19

495 45 1
                                    

I'm back!!! 💚

.

~Janji adalah sesuatu yang cukup membebani, jadi jangan pernah mengumbarnya tanpa niat untuk di tepati.~

Sudah 10 tahun berlalu, tidak banyak yang berubah pada bangunan megah yang saat ini Rean tatap dengan ketabahan yang tersisa. Catnya masih berwarna putih-karena mungkin memang dicat dengan waran yang sama berulang kali-, halamannya masih luas, masih terdapat pohon belimbing besar yang dulu selalu dirinya dan sang adik panjat. Keadaannya benar-benar masih sama.

Hanya saja, yang berbeda adalah pintu rumah itu yang selalu tertutup rapat ketika dirinya datang. Dulu, mama memang sibuk bekerja mengurus hotel miliknya, namun demi anak-anak yang masih butuh banyak kasih sayang, entah bagaimana mama selalu ada untuk menyambut anak-anaknya pulang. Setiap jam sekolah usai, mama sudah pasti ada di rumah dengan berbagai hidangan hangat diatas meja.

Lalu yang membedakan dulu dan sekarang, ialah sunyi yang mencekam. Rumah besar itu terkesan dingin seolah tidak pernah tersentuh manusia manapun. Setiap perabotan mungkin tertata rapi dan bersih, tetapi tidak ada satu jejak manusia pun yang bisa ditemui di mana-mana.

Rean harus mendesah panjang untuk yang kesekian kalinya. Betapa ia merindu semua hal yang ada dirumah ini. Keramaian rumah, kehangatannya, juga cinta dan kasih sayang. Semua hal itu menghilang dari hidup Rean secara tiba-tiba, lalu bagaimana ia bisa mengikhlaskan dan berdamai dengan mudah seperti yang Jian katakan?

Bahkan saat ini ketika langkah kakinya menyusuri lantai, hanya bayangan menyakitkan yang tersisa diingatan Rean. Kemarahan mama, tangis Haksa dan Nana, juga pertengkaran yang memekakkan telinga. Seluruhnya berputar bagai kaset rusak yang membuat kepala Rean sakit bukan main.

Benar. Hanya ada luka sejak hari itu, sejak kedatangan anak selingkuhan sang papa yang dibawa ke rumah ini tanpa tahu malu. Bukankah sebagai anak, Rean pantas untuk merasa benci dan marah? Apalagi anak selingkuhan yang dibawa oleh papa tidak lain adalah orang yang begitu berarti di hidupnya?

Rean ingin mengerti, ia sudah berusaha untuk menerima, tetapi nyatanya, rasa sakit itu tidak mampu untuk dihilangkan hanya karena ia berusaha. Hanya ada kebencian yang semakin besar yang Rean rasakan.

"Kak Re..."

Mendengar suara asing menyebut namanya dengan nada yang gentar, Rean mendadak berhenti di tempat. Pikirannya yang tercecer segera terkumpul menjadi satu saat mendapati sosok 'asing' yang saat ini menatapnya dengan takut.
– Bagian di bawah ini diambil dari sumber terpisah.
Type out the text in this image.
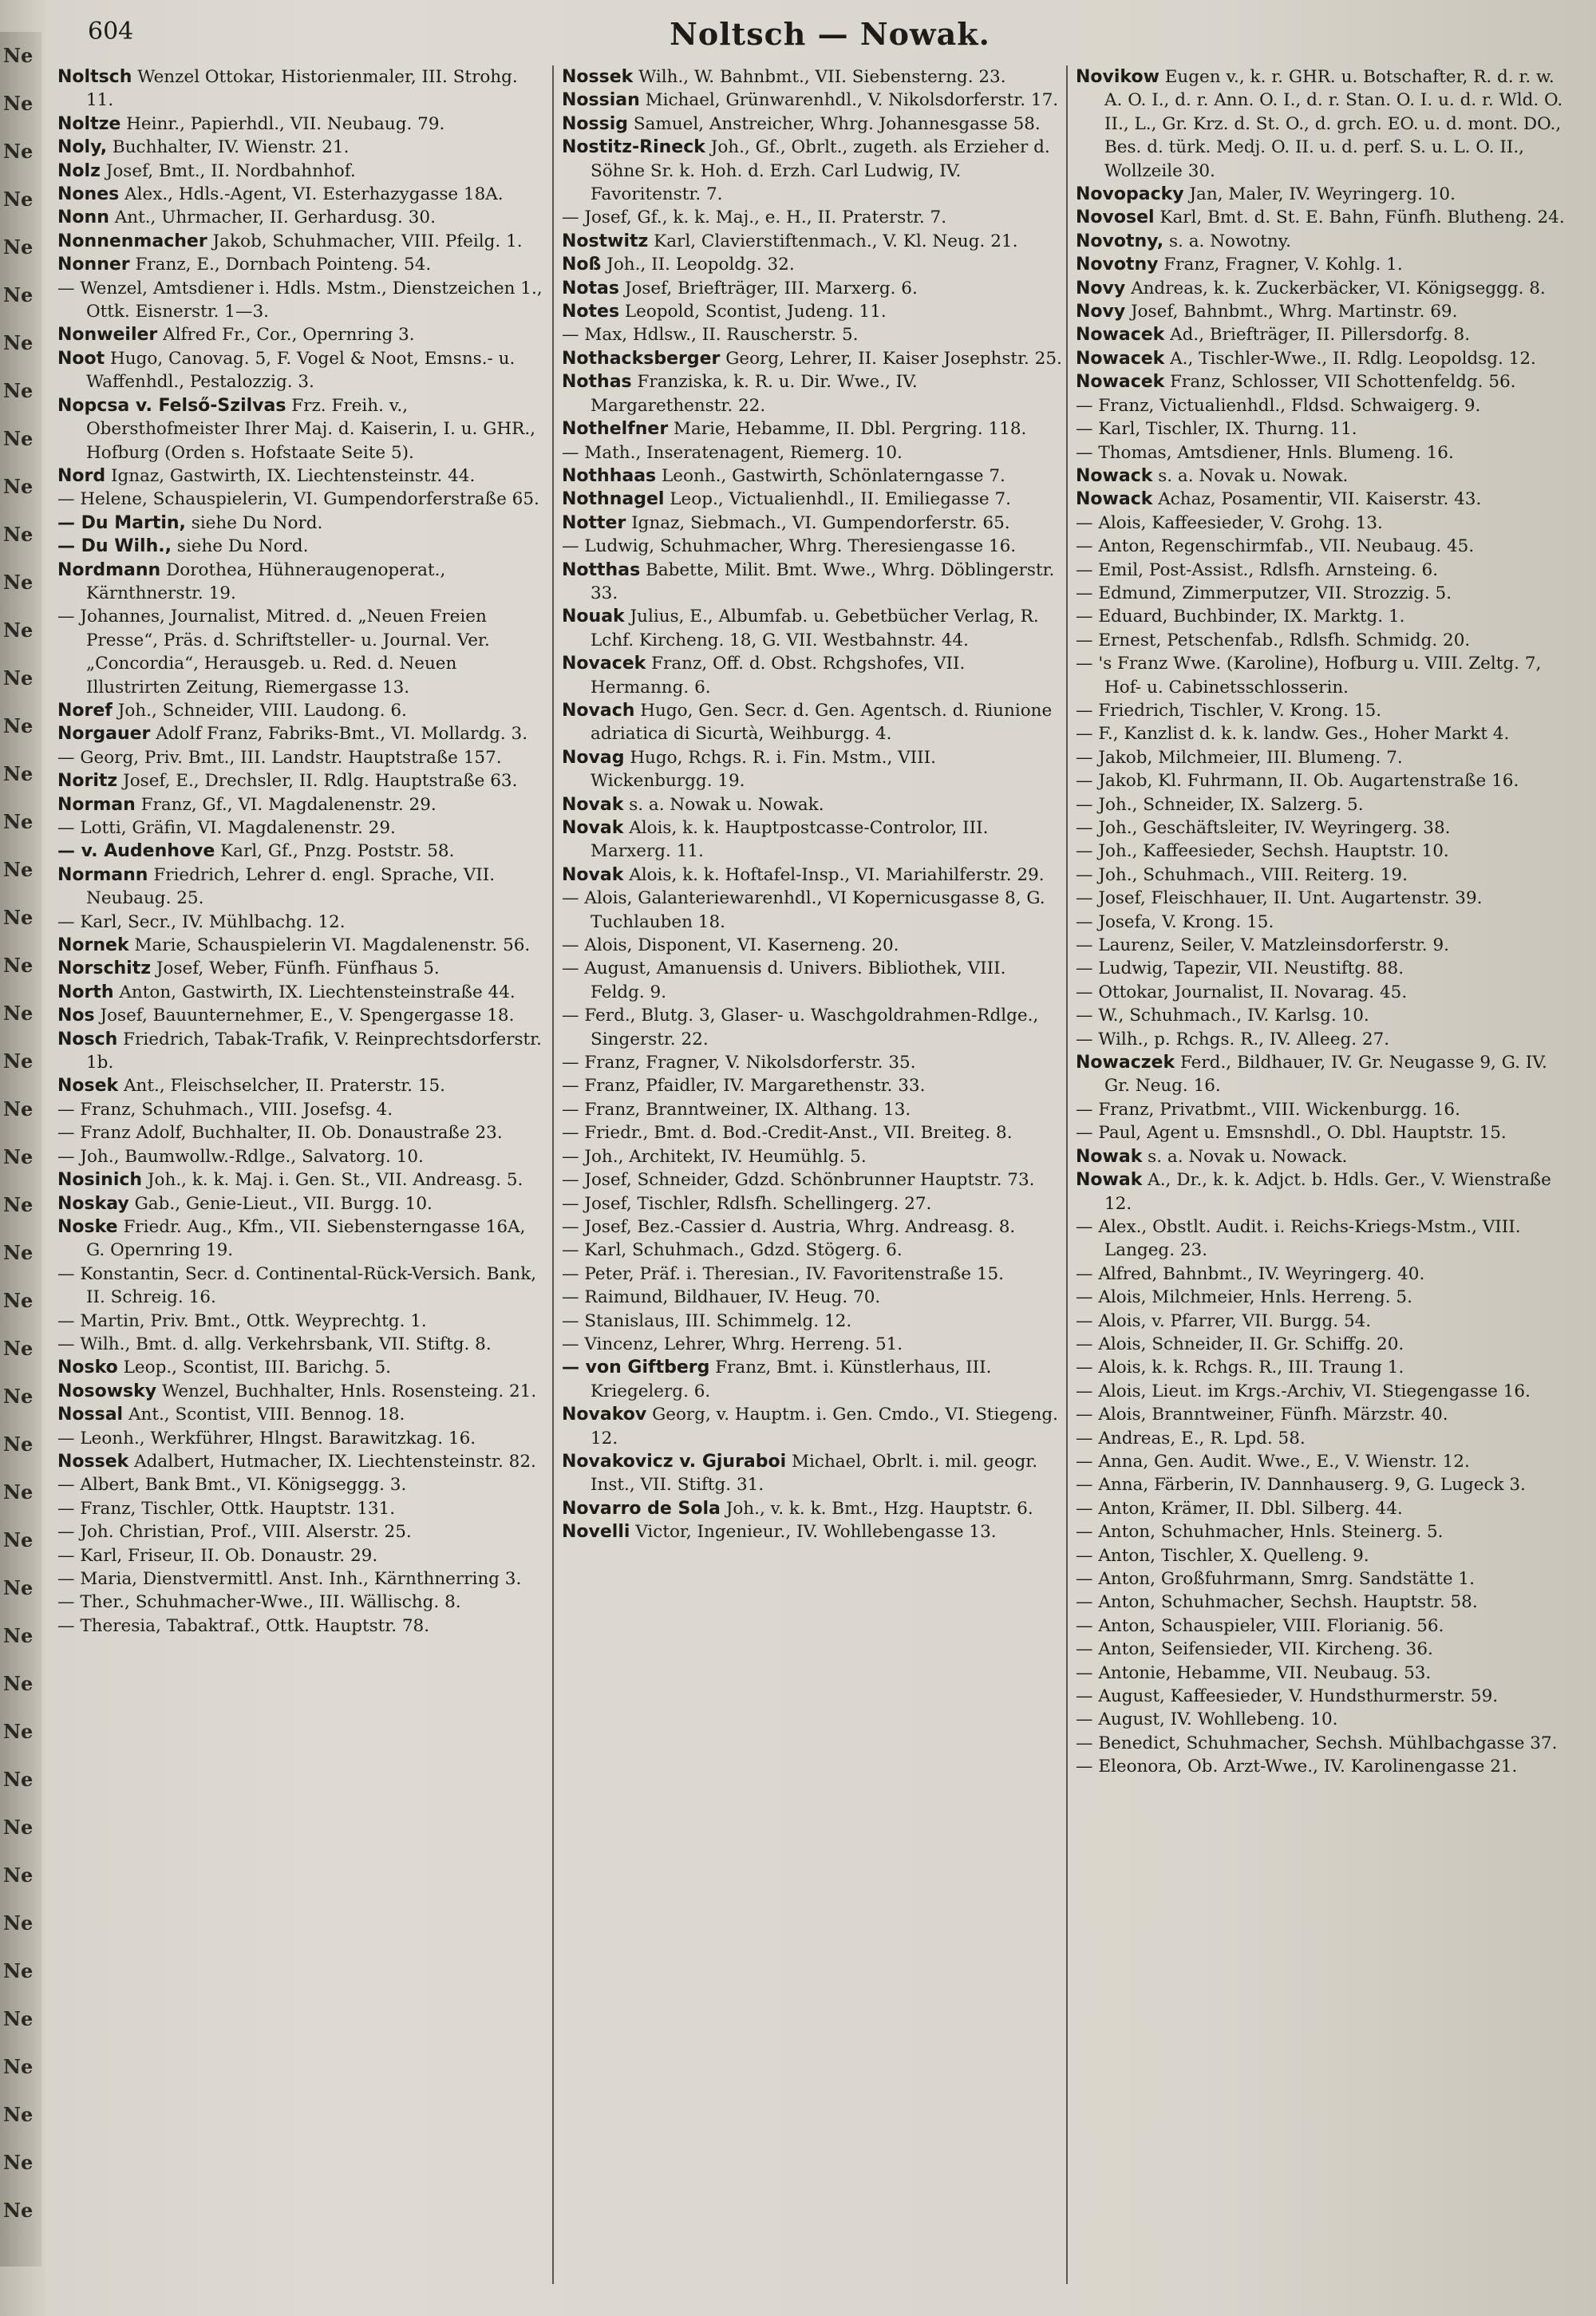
Ne
Ne
Ne
Ne
Ne
Ne
Ne
Ne
Ne
Ne
Ne
Ne
Ne
Ne
Ne
Ne
Ne
Ne
Ne
Ne
Ne
Ne
Ne
Ne
Ne
Ne
Ne
Ne
Ne
Ne
Ne
Ne
Ne
Ne
Ne
Ne
Ne
Ne
Ne
Ne
Ne
Ne
Ne
Ne
Ne
Ne
604	Noltsch — Nowak.
Noltsch Wenzel Ottokar, Historienmaler, III. Strohg. 11.
Noltze Heinr., Papierhdl., VII. Neubaug. 79.
Noly, Buchhalter, IV. Wienstr. 21.
Nolz Josef, Bmt., II. Nordbahnhof.
Nones Alex., Hdls.-Agent, VI. Esterhazygasse 18A.
Nonn Ant., Uhrmacher, II. Gerhardusg. 30.
Nonnenmacher Jakob, Schuhmacher, VIII. Pfeilg. 1.
Nonner Franz, E., Dornbach Pointeng. 54.
— Wenzel, Amtsdiener i. Hdls. Mstm., Dienstzeichen 1., Ottk. Eisnerstr. 1—3.
Nonweiler Alfred Fr., Cor., Opernring 3.
Noot Hugo, Canovag. 5, F. Vogel & Noot, Emsns.- u. Waffenhdl., Pestalozzig. 3.
Nopcsa v. Felső-Szilvas Frz. Freih. v., Obersthofmeister Ihrer Maj. d. Kaiserin, I. u. GHR., Hofburg (Orden s. Hofstaate Seite 5).
Nord Ignaz, Gastwirth, IX. Liechtensteinstr. 44.
— Helene, Schauspielerin, VI. Gumpendorferstraße 65.
— Du Martin, siehe Du Nord.
— Du Wilh., siehe Du Nord.
Nordmann Dorothea, Hühneraugenoperat., Kärnthnerstr. 19.
— Johannes, Journalist, Mitred. d. „Neuen Freien Presse“, Präs. d. Schriftsteller- u. Journal. Ver. „Concordia“, Herausgeb. u. Red. d. Neuen Illustrirten Zeitung, Riemergasse 13.
Noref Joh., Schneider, VIII. Laudong. 6.
Norgauer Adolf Franz, Fabriks-Bmt., VI. Mollardg. 3.
— Georg, Priv. Bmt., III. Landstr. Hauptstraße 157.
Noritz Josef, E., Drechsler, II. Rdlg. Hauptstraße 63.
Norman Franz, Gf., VI. Magdalenenstr. 29.
— Lotti, Gräfin, VI. Magdalenenstr. 29.
— v. Audenhove Karl, Gf., Pnzg. Poststr. 58.
Normann Friedrich, Lehrer d. engl. Sprache, VII. Neubaug. 25.
— Karl, Secr., IV. Mühlbachg. 12.
Nornek Marie, Schauspielerin VI. Magdalenenstr. 56.
Norschitz Josef, Weber, Fünfh. Fünfhaus 5.
North Anton, Gastwirth, IX. Liechtensteinstraße 44.
Nos Josef, Bauunternehmer, E., V. Spengergasse 18.
Nosch Friedrich, Tabak-Trafik, V. Reinprechtsdorferstr. 1b.
Nosek Ant., Fleischselcher, II. Praterstr. 15.
— Franz, Schuhmach., VIII. Josefsg. 4.
— Franz Adolf, Buchhalter, II. Ob. Donaustraße 23.
— Joh., Baumwollw.-Rdlge., Salvatorg. 10.
Nosinich Joh., k. k. Maj. i. Gen. St., VII. Andreasg. 5.
Noskay Gab., Genie-Lieut., VII. Burgg. 10.
Noske Friedr. Aug., Kfm., VII. Siebensterngasse 16A, G. Opernring 19.
— Konstantin, Secr. d. Continental-Rück-Versich. Bank, II. Schreig. 16.
— Martin, Priv. Bmt., Ottk. Weyprechtg. 1.
— Wilh., Bmt. d. allg. Verkehrsbank, VII. Stiftg. 8.
Nosko Leop., Scontist, III. Barichg. 5.
Nosowsky Wenzel, Buchhalter, Hnls. Rosensteing. 21.
Nossal Ant., Scontist, VIII. Bennog. 18.
— Leonh., Werkführer, Hlngst. Barawitzkag. 16.
Nossek Adalbert, Hutmacher, IX. Liechtensteinstr. 82.
— Albert, Bank Bmt., VI. Königseggg. 3.
— Franz, Tischler, Ottk. Hauptstr. 131.
— Joh. Christian, Prof., VIII. Alserstr. 25.
— Karl, Friseur, II. Ob. Donaustr. 29.
— Maria, Dienstvermittl. Anst. Inh., Kärnthnerring 3.
— Ther., Schuhmacher-Wwe., III. Wällischg. 8.
— Theresia, Tabaktraf., Ottk. Hauptstr. 78.
Nossek Wilh., W. Bahnbmt., VII. Siebensterng. 23.
Nossian Michael, Grünwarenhdl., V. Nikolsdorferstr. 17.
Nossig Samuel, Anstreicher, Whrg. Johannesgasse 58.
Nostitz-Rineck Joh., Gf., Obrlt., zugeth. als Erzieher d. Söhne Sr. k. Hoh. d. Erzh. Carl Ludwig, IV. Favoritenstr. 7.
— Josef, Gf., k. k. Maj., e. H., II. Praterstr. 7.
Nostwitz Karl, Clavierstiftenmach., V. Kl. Neug. 21.
Noß Joh., II. Leopoldg. 32.
Notas Josef, Briefträger, III. Marxerg. 6.
Notes Leopold, Scontist, Judeng. 11.
— Max, Hdlsw., II. Rauscherstr. 5.
Nothacksberger Georg, Lehrer, II. Kaiser Josephstr. 25.
Nothas Franziska, k. R. u. Dir. Wwe., IV. Margarethenstr. 22.
Nothelfner Marie, Hebamme, II. Dbl. Pergring. 118.
— Math., Inseratenagent, Riemerg. 10.
Nothhaas Leonh., Gastwirth, Schönlaterngasse 7.
Nothnagel Leop., Victualienhdl., II. Emiliegasse 7.
Notter Ignaz, Siebmach., VI. Gumpendorferstr. 65.
— Ludwig, Schuhmacher, Whrg. Theresiengasse 16.
Notthas Babette, Milit. Bmt. Wwe., Whrg. Döblingerstr. 33.
Nouak Julius, E., Albumfab. u. Gebetbücher Verlag, R. Lchf. Kircheng. 18, G. VII. Westbahnstr. 44.
Novacek Franz, Off. d. Obst. Rchgshofes, VII. Hermanng. 6.
Novach Hugo, Gen. Secr. d. Gen. Agentsch. d. Riunione adriatica di Sicurtà, Weihburgg. 4.
Novag Hugo, Rchgs. R. i. Fin. Mstm., VIII. Wickenburgg. 19.
Novak s. a. Nowak u. Nowak.
Novak Alois, k. k. Hauptpostcasse-Controlor, III. Marxerg. 11.
Novak Alois, k. k. Hoftafel-Insp., VI. Mariahilferstr. 29.
— Alois, Galanteriewarenhdl., VI Kopernicusgasse 8, G. Tuchlauben 18.
— Alois, Disponent, VI. Kaserneng. 20.
— August, Amanuensis d. Univers. Bibliothek, VIII. Feldg. 9.
— Ferd., Blutg. 3, Glaser- u. Waschgoldrahmen-Rdlge., Singerstr. 22.
— Franz, Fragner, V. Nikolsdorferstr. 35.
— Franz, Pfaidler, IV. Margarethenstr. 33.
— Franz, Branntweiner, IX. Althang. 13.
— Friedr., Bmt. d. Bod.-Credit-Anst., VII. Breiteg. 8.
— Joh., Architekt, IV. Heumühlg. 5.
— Josef, Schneider, Gdzd. Schönbrunner Hauptstr. 73.
— Josef, Tischler, Rdlsfh. Schellingerg. 27.
— Josef, Bez.-Cassier d. Austria, Whrg. Andreasg. 8.
— Karl, Schuhmach., Gdzd. Stögerg. 6.
— Peter, Präf. i. Theresian., IV. Favoritenstraße 15.
— Raimund, Bildhauer, IV. Heug. 70.
— Stanislaus, III. Schimmelg. 12.
— Vincenz, Lehrer, Whrg. Herreng. 51.
— von Giftberg Franz, Bmt. i. Künstlerhaus, III. Kriegelerg. 6.
Novakov Georg, v. Hauptm. i. Gen. Cmdo., VI. Stiegeng. 12.
Novakovicz v. Gjuraboi Michael, Obrlt. i. mil. geogr. Inst., VII. Stiftg. 31.
Novarro de Sola Joh., v. k. k. Bmt., Hzg. Hauptstr. 6.
Novelli Victor, Ingenieur., IV. Wohllebengasse 13.
Novikow Eugen v., k. r. GHR. u. Botschafter, R. d. r. w. A. O. I., d. r. Ann. O. I., d. r. Stan. O. I. u. d. r. Wld. O. II., L., Gr. Krz. d. St. O., d. grch. EO. u. d. mont. DO., Bes. d. türk. Medj. O. II. u. d. perf. S. u. L. O. II., Wollzeile 30.
Novopacky Jan, Maler, IV. Weyringerg. 10.
Novosel Karl, Bmt. d. St. E. Bahn, Fünfh. Bluthеng. 24.
Novotny, s. a. Nowotny.
Novotny Franz, Fragner, V. Kohlg. 1.
Novy Andreas, k. k. Zuckerbäcker, VI. Königseggg. 8.
Novy Josef, Bahnbmt., Whrg. Martinstr. 69.
Nowacek Ad., Briefträger, II. Pillersdorfg. 8.
Nowacek A., Tischler-Wwe., II. Rdlg. Leopoldsg. 12.
Nowacek Franz, Schlosser, VII Schottenfeldg. 56.
— Franz, Victualienhdl., Fldsd. Schwaigerg. 9.
— Karl, Tischler, IX. Thurng. 11.
— Thomas, Amtsdiener, Hnls. Blumeng. 16.
Nowack s. a. Novak u. Nowak.
Nowack Achaz, Posamentir, VII. Kaiserstr. 43.
— Alois, Kaffeesieder, V. Grohg. 13.
— Anton, Regenschirmfab., VII. Neubaug. 45.
— Emil, Post-Assist., Rdlsfh. Arnsteing. 6.
— Edmund, Zimmerputzer, VII. Strozzig. 5.
— Eduard, Buchbinder, IX. Marktg. 1.
— Ernest, Petschenfab., Rdlsfh. Schmidg. 20.
— 's Franz Wwe. (Karoline), Hofburg u. VIII. Zeltg. 7, Hof- u. Cabinetsschlosserin.
— Friedrich, Tischler, V. Krong. 15.
— F., Kanzlist d. k. k. landw. Ges., Hoher Markt 4.
— Jakob, Milchmeier, III. Blumeng. 7.
— Jakob, Kl. Fuhrmann, II. Ob. Augartenstraße 16.
— Joh., Schneider, IX. Salzerg. 5.
— Joh., Geschäftsleiter, IV. Weyringerg. 38.
— Joh., Kaffeesieder, Sechsh. Hauptstr. 10.
— Joh., Schuhmach., VIII. Reiterg. 19.
— Josef, Fleischhauer, II. Unt. Augartenstr. 39.
— Josefa, V. Krong. 15.
— Laurenz, Seiler, V. Matzleinsdorferstr. 9.
— Ludwig, Tapezir, VII. Neustiftg. 88.
— Ottokar, Journalist, II. Novarag. 45.
— W., Schuhmach., IV. Karlsg. 10.
— Wilh., p. Rchgs. R., IV. Alleeg. 27.
Nowaczek Ferd., Bildhauer, IV. Gr. Neugasse 9, G. IV. Gr. Neug. 16.
— Franz, Privatbmt., VIII. Wickenburgg. 16.
— Paul, Agent u. Emsnshdl., O. Dbl. Hauptstr. 15.
Nowak s. a. Novak u. Nowack.
Nowak A., Dr., k. k. Adjct. b. Hdls. Ger., V. Wienstraße 12.
— Alex., Obstlt. Audit. i. Reichs-Kriegs-Mstm., VIII. Langeg. 23.
— Alfred, Bahnbmt., IV. Weyringerg. 40.
— Alois, Milchmeier, Hnls. Herreng. 5.
— Alois, v. Pfarrer, VII. Burgg. 54.
— Alois, Schneider, II. Gr. Schiffg. 20.
— Alois, k. k. Rchgs. R., III. Traung 1.
— Alois, Lieut. im Krgs.-Archiv, VI. Stiegengasse 16.
— Alois, Branntweiner, Fünfh. Märzstr. 40.
— Andreas, E., R. Lpd. 58.
— Anna, Gen. Audit. Wwe., E., V. Wienstr. 12.
— Anna, Färberin, IV. Dannhauserg. 9, G. Lugeck 3.
— Anton, Krämer, II. Dbl. Silberg. 44.
— Anton, Schuhmacher, Hnls. Steinerg. 5.
— Anton, Tischler, X. Quelleng. 9.
— Anton, Großfuhrmann, Smrg. Sandstätte 1.
— Anton, Schuhmacher, Sechsh. Hauptstr. 58.
— Anton, Schauspieler, VIII. Florianig. 56.
— Anton, Seifensieder, VII. Kircheng. 36.
— Antonie, Hebamme, VII. Neubaug. 53.
— August, Kaffeesieder, V. Hundsthurmerstr. 59.
— August, IV. Wohllebeng. 10.
— Benedict, Schuhmacher, Sechsh. Mühlbachgasse 37.
— Eleonora, Ob. Arzt-Wwe., IV. Karolinengasse 21.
Mereka kemudian berakhir saling memandang dengan cukup lama. Rean dengan kemarahannya yang hampir meluap, sementara dia dengan ketakutannya yang semakin besar.

"Mas Re?" Kini, kedatangan Naren yang meramaikan sepi di rumah besar itu. Rean dengan segera mengalihkan perhatiannya pada kedatangan Naren yang tidak terdengar. Bagai hembusan angin yang lembut, sosok Naren meluluhkan ketegangan yang Rean rasakan.

"Aku baru aja mau susulin ke rumah sakit. Kata bang Ji, kondisi Haksa udah membaik ya, aku... Mas?" Naren berakhir membatu.

Rean tahu tindakannya yang tiba-tiba ini membuat sang adik terkejut bukan main. Anak itu bahkan sampai kehilangan kata ketika Rean memeluknya dengan erat.

Melihat Nana yang sudah tumbuh sebesar ini, melihat ia yang sehat tanpa kekurangan apapun, membuat Rean merasa sedih sekaligus senang. Ada banyak hal yang telah mereka lewati dengan kehidupan yang asing dan Rean merasa menyesali hal itu.

"Sebentar aja, Na, mas pengen peluk kamu sebentar aja.." Ujar Rean, wajahnya semakin dalam menyentuh pundak Naren yang masih kebingungan.

Rean tidak begitu peduli pada kebingungan yang Naren rasakan, ia hanya ingin mendekap tubuh besar Naren selama yang dirinya bisa. Meski tidak bisa mengganti waktu yang telah lalu, setidaknya Rean bisa merasakan penyesalannya sedikit terobati.